✨ AI Insights & Summary
This is a critical role within Reddit's Machine Learning Platform team, focusing on building and scaling the infrastructure that powers core ML functionalities like recommendations and content discovery. As a Senior ML Infrastructure Engineer, you'll design end-to-end MLOps pipelines, develop a graph ML platform, and optimize large-scale distributed training environments. The role requires deep technical expertise in ML infrastructure, cloud technologies (GCP), MLOps tools, and distributed systems, coupled with strong organizational and communication skills. This is a high-impact position for an experienced engineer looking to shape the future of ML at one of the internet's largest communities, directly influencing key product areas.
Senior ML Infrastructure Engineer
About Reddit
Reddit is a community of communities, built on shared interests, passion, and trust. It hosts the most open and authentic conversations online, with users submitting, voting, and commenting on topics they care about daily. With over 100,000 active communities and approximately 126 million daily active unique visitors, Reddit is a significant source of information online. Learn more at www.redditinc.com.
Who We Are: The Machine Learning Platform Team
The Machine Learning Platform team at Reddit is a high-impact group responsible for the infrastructure powering recommendations, content discovery, and user/content quantification. We directly impact teams such as Growth, Ads, Feeds, and Core Machine Learning.
What You’ll Do
As a Senior ML Infrastructure Engineer, you will lead the development of a platform for large-scale ML models at Reddit.
- MLOps Design: Design end-to-end model lifecycle patterns (MLOps) to accelerate ML engineer development, covering data preparation, model management, experiment tracking, and more.
- Graph ML Platform: Lead zero-to-one development and support of a graph ML codebase and platform that abstracts common patterns, enabling greater model scalability and iteration.
- Performance Tuning: Collaborate with ML engineers to optimize performance, including improving model training time, efficiency, and GPU training costs in a large, distributed ML training environment.
- Data Processing Optimization: Optimize batch data processing within a data warehouse using tools like Apache Beam, Apache Spark, and Ray Data.
- Graph Data Architecture: Architect pipelines to build and maintain massive graph data structures, potentially on the order of billions of nodes and tens of billions of edges.
Who You Might Be
- 5+ years of experience in ML infrastructure, including model training and deployments.
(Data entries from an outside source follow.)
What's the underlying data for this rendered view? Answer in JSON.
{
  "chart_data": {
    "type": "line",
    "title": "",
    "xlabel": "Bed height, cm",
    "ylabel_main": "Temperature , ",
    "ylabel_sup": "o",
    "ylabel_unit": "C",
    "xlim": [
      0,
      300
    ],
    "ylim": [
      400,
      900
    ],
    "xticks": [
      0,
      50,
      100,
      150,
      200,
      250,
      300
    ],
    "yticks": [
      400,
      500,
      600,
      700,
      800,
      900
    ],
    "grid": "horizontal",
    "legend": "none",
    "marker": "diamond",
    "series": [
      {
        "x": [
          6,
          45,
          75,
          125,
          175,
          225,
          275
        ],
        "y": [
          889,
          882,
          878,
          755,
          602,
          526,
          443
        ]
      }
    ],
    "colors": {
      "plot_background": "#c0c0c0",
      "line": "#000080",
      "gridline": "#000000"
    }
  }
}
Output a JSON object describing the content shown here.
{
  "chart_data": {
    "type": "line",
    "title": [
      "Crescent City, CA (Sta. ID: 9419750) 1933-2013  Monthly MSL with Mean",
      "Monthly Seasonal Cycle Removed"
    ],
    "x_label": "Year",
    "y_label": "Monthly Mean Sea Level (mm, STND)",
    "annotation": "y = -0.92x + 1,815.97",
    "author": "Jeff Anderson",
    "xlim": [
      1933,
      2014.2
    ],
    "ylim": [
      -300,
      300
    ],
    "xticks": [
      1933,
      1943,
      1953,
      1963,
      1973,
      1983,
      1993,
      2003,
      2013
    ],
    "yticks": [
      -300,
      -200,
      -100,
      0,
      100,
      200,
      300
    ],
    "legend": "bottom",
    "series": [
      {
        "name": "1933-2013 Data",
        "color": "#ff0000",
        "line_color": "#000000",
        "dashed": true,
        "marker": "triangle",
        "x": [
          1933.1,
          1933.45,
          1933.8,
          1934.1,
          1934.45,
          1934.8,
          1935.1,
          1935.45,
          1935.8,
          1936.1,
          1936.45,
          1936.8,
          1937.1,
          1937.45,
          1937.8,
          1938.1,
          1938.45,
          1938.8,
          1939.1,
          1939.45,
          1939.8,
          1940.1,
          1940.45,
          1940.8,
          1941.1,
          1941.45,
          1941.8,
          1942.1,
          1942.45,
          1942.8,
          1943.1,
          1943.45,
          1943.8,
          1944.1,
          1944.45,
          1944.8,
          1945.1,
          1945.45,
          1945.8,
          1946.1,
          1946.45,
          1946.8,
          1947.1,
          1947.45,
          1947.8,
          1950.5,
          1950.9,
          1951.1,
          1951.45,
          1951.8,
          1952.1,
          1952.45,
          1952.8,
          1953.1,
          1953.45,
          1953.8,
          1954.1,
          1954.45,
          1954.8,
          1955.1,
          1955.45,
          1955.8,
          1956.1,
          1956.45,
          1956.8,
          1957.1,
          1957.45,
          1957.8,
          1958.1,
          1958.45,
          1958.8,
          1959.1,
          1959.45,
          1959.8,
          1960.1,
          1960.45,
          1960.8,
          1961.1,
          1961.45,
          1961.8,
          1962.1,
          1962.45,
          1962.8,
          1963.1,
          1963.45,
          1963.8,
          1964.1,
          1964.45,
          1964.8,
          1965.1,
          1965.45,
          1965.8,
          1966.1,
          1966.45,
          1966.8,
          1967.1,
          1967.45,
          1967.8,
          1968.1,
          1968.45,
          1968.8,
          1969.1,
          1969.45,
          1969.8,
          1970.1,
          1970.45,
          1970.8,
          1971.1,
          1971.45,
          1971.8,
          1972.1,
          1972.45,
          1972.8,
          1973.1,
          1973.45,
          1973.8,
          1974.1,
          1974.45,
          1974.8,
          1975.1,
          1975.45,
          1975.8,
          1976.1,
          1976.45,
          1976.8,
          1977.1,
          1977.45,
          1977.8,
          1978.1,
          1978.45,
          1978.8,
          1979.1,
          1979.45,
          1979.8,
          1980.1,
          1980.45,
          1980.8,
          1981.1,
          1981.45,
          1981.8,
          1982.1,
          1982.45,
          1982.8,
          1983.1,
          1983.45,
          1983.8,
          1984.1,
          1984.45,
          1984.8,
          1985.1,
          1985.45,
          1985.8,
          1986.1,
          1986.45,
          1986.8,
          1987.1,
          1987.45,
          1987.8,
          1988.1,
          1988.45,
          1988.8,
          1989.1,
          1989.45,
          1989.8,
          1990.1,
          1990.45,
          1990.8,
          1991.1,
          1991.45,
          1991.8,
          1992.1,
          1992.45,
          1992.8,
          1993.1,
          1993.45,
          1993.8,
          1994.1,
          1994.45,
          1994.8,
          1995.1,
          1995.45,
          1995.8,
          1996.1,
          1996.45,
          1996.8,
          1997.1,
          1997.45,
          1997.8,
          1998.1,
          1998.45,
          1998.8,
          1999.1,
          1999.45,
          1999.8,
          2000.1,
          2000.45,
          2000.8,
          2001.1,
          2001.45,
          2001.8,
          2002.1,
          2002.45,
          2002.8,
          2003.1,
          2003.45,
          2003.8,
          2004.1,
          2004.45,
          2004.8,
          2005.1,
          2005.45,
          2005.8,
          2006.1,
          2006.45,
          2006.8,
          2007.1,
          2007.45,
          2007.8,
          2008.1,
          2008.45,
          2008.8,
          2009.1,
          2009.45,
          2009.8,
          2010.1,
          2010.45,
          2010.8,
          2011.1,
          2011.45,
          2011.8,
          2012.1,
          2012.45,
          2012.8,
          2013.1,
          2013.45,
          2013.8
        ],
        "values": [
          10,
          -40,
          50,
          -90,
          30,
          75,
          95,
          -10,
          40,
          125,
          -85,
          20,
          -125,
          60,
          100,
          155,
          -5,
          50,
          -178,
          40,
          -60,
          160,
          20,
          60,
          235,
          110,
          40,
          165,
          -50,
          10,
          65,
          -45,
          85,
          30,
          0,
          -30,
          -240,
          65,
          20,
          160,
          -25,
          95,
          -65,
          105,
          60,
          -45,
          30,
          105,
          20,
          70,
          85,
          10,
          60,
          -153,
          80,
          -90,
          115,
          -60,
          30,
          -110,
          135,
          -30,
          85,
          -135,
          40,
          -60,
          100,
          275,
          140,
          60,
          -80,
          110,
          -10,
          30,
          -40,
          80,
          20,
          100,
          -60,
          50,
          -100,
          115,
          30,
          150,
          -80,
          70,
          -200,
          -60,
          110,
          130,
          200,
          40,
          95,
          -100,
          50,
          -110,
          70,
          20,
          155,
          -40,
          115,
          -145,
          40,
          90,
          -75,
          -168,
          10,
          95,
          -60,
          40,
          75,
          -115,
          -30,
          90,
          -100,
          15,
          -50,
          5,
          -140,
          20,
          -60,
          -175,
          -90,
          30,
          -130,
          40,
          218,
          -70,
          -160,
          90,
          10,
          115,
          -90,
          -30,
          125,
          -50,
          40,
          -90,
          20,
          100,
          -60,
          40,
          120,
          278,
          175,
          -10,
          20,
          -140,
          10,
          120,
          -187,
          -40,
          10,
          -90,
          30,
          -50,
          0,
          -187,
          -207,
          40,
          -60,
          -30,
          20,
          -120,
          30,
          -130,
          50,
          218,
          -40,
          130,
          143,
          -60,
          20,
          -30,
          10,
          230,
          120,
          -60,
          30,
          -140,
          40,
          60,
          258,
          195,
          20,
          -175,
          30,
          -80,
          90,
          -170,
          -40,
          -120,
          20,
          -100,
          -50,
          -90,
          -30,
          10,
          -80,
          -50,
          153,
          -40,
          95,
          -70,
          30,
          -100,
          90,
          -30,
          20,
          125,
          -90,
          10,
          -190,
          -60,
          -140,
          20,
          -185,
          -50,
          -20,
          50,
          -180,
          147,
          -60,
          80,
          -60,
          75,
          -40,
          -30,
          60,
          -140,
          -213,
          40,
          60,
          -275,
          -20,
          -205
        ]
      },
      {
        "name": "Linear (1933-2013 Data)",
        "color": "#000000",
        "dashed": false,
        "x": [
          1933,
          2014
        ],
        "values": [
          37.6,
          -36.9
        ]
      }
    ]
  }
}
- Hands-on experience with ML optimization, including memory and GPU profiling.
- Deep experience with cloud-based technologies for ML platforms, including GCP BigQuery, Google Cloud Storage, and infrastructure-as-code (Terraform).
- Hands-on experience administering and integrating MLOps tools for experiment tracking, model serving, and model registries (e.g., MLflow, Wandb).
- Proficiency with common ML programming languages and frameworks like Python, PyTorch, and TensorFlow.
- Deep experience working with distributed training frameworks such as Ray and Kubernetes.
- A strong focus on scalability, reliability, performance, and ease of use. You are a dedicated advocate for platform users and possess a deep intuition for the machine learning development lifecycle.
- Strong organizational and communication skills.
- Experience with graph databases (Neo4j, JanusGraph, TigerGraph) is a significant plus.
- Experience with graph neural networks (GNNs) and associated graph ML frameworks (PyTorch Geometric, Deep Graph Library) is a significant plus.
Pay Transparency
This job posting may span more than one career level. In addition to base salary, this job is eligible to receive equity and potentially a commission. Reddit offers comprehensive benefits, including medical, dental, and vision insurance, a 401(k) with employer match, and generous time off.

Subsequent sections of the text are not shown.